June 15, 2024


World Business Inquiries

From mom with chronic pain to startup founder: Kony By Erin CEO shares her journey

4 min read

Erin Lim (left) and Kim Dong-hyun pose with their new baby April 6. The Korea Herald/Park Ga-young

SEOUL — When Erin Lim had her first baby three years ago, she never set out to start a company. She was desperate for a product that could help her carry her son with less pain, as her neck hurt every time she held him.

“Products that hold the baby tightly and safely look ugly. But if they look fashionable, they don’t do their job properly,” Lim said.

While she was struggling to solve the problem from a consumer’s perspective, her husband, Kim Dong-hyun, told her that instead of trying to find the perfect product, it would be easier to make it.

This advice was no surprise coming from Kim, who discovered his entrepreneurial spirit in college when he launched a sound equipment business. He later went on to found TMON, a leading social commerce platform, with three co-founders. But Lim, a marketing strategist who joined TMON as its 30th employee, had never imagined herself running her own business.

“He told me that if I make a product I need, there probably are other people who need it,” Lim said in a recent interview with The Korea Herald. “In retrospect, the most difficult part was how long it took between deciding to make a product and actually producing a prototype.”

Thus, Kony By Erin, a startup that produces baby wraps, was born.

Since then, the company has really taken off.

Once they got that first baby wrap out of the way, selling 500 in two weeks, it all went relatively smoothly. The 3-year-old company says its revenue reached 14.7 billion won ($11.9 million) in 2019, up 194 percent from the previous year.

But this achievement would not have been possible if the company had relied solely on the South Korean market. With a fertility rate of 0.85 children per woman as of the fourth quarter of 2019, the country is home to a shrinking market for baby and children’s products.

Explosive demand from the Japanese market, as well as from the US and Singapore, fueled the company’s growth. Its overseas revenue, which comes from more than 50 countries, makes up more than 80 percent of its total revenue.

Lim and Kim, who is now chief operating officer of Kony By Erin, attributed the company’s development to social media marketing and to a seamless global delivery system that made global expansion possible from the get-go.

The first baby slings, made by Lim, went viral among new mothers and spread via word of mouth to become especially popular in Asian markets. Being able to ship them directly to customers was important because it provided a way to gather feedback. This is how the company improved its products. Direct shipping is an especially big advantage now that everything from shopping to education is upended because of the coronavirus pandemic.

“Due to COVID-19, Amazon.com has stopped offering premium delivery on baby wraps, on the grounds that they are not essential products.” As a mother of a newborn, however, Lim thinks baby wraps are not luxuries. “For those who just had a baby, holding their baby is something essential.”

A new breed

Maybe due to this company’s origins as a passion project, Lim sought flexibility above all else and thus created a rather unique corporate culture.
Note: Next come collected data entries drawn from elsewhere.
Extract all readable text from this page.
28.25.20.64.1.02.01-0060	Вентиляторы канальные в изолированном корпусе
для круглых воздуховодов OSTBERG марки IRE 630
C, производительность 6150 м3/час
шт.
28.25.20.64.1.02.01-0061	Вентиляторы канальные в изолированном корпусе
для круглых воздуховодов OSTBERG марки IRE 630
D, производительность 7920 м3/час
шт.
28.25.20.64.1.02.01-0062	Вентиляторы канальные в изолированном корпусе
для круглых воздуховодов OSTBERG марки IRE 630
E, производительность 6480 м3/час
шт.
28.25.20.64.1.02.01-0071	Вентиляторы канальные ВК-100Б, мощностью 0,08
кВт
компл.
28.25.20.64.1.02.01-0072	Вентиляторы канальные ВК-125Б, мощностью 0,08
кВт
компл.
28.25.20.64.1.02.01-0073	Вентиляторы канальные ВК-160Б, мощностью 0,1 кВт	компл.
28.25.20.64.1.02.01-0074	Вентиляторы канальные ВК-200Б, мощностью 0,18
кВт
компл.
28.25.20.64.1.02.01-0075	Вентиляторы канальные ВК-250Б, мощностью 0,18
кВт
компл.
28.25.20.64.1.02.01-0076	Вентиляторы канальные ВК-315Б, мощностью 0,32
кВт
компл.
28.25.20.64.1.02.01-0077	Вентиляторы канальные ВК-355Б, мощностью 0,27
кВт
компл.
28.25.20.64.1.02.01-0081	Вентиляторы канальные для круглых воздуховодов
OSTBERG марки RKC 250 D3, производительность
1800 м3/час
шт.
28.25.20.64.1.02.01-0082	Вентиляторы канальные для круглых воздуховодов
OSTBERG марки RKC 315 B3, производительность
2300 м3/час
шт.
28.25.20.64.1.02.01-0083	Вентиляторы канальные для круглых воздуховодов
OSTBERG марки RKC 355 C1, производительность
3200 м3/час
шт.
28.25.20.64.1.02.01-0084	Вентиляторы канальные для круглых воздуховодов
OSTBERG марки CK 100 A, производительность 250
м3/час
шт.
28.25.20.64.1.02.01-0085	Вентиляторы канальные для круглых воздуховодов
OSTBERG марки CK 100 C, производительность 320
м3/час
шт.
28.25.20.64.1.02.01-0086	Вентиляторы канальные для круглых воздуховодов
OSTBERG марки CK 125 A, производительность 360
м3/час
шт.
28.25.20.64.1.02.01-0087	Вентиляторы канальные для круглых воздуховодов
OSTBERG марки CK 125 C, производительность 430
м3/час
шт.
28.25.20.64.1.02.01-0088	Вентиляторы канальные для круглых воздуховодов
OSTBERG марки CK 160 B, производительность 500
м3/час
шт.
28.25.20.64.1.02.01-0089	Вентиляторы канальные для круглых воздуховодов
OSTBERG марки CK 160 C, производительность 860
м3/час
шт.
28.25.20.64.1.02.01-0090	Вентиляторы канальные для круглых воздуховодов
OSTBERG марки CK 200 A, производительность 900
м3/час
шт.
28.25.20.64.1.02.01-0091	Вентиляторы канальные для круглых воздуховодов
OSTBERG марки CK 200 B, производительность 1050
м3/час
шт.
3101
Even before COVID-19 forced people into lockdown and got more people working remotely, Kony By Erin was already based online. Lim and her 15-member team — 14 of whom are moms — meet once a month. The company has no offline stores.

“I wanted a job which allows me to work and take care of my kid simultaneously. I wasn’t sure whether I could work 9-to-5, so I wanted to work flexible hours,” Lim said.

Kony By Erin does not run on a 9-to-5 schedule. Rather, employees decide their own goals for each month and work to accomplish them by the end of the month.

With the company growing fast, Lim and Kim have bigger ambitions.

“The ability to observe a company grow from 30 to 1,200 employees (at TMON) is a real asset and gave me a perspective on how to grow an organization,” said the husband, who said he is happy building the business together with his wife while raising their two sons and doesn’t feel the need to seek other business opportunities.

Our goal is to build up good products slowly at my own pace and make Kony a must-have brand for new parents,” Lim said.